Le chiendent

C'est le premier roman (1933) de l'écrivain français Raymond QUENEAU (1903-1976).

Ce coup d'essai et de maître éclaire l’œuvre postérieure, où pour une part non négligeable notre langue se refait, et se refaisant, perdure. On ne peut pas résumer ce roman comme on le pourrait d'un argument, d'une anecdote. Il se tisse et figure en effet dans des significations nombreuses, par là s'imposant comme un carrefour nouveau. Néanmoins, voici la description qu'en propose le prière d'insérer, qui est de la main de l'auteur.

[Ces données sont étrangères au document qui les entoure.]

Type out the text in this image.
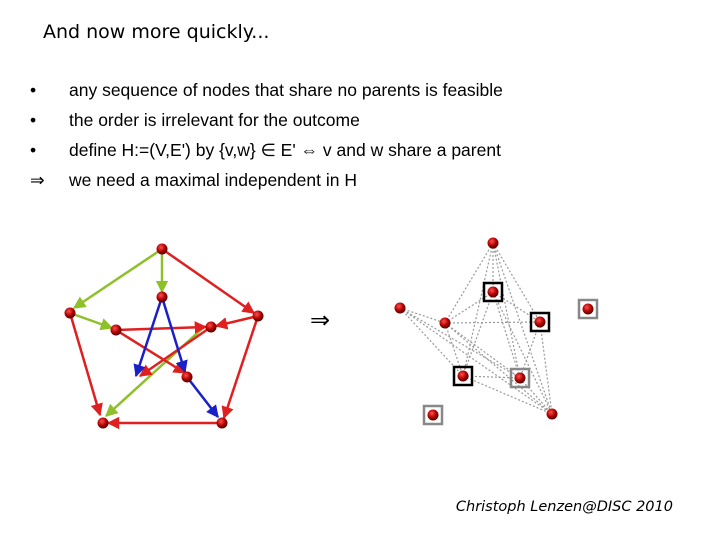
And now more quickly...
•	any sequence of nodes that share no parents is feasible
•	the order is irrelevant for the outcome
•	define H:=(V,E') by {v,w} ∈ E' ⇔ v and w share a parent
⇒	we need a maximal independent in H
⇒
Christoph Lenzen@DISC 2010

Au début, les personnages, qui étaient immergés dans le chaos et la nuit, prennent forme çà et là en divers points de la banlieue parisienne. Une série d'incidents catastrophiques les réunit peu à peu autour d'une porte énigmatique, que se refuse à vendre un brocanteur sordide. Avec l'aide de son neveu, un enfant à l'oreille trop prompte, Mme Cloche, la sage-femme, se lance à la poursuite d'un trésor, à l'existence duquel tout le monde finit par croire. Incidents et accidents se multiplient. Il y a des blessés et des morts. Le trésor se dissipe en fumée. Finalement, une guerre éclate : une guerre avec les Étrusques, s'il vous plaît. Et bien des années plus tard, on retrouve Mme Cloche devenue reine. Comment tout cela peut-il finir ? C'est bien simple, cela ne finit pas et tout recommence, aussi lugubre et dérisoire qu'à la première page, à peu de chose près. Car peut-on espérer que Mme Cloche ne se laissera pas de nouveau tromper par sa puissance d'illusion ?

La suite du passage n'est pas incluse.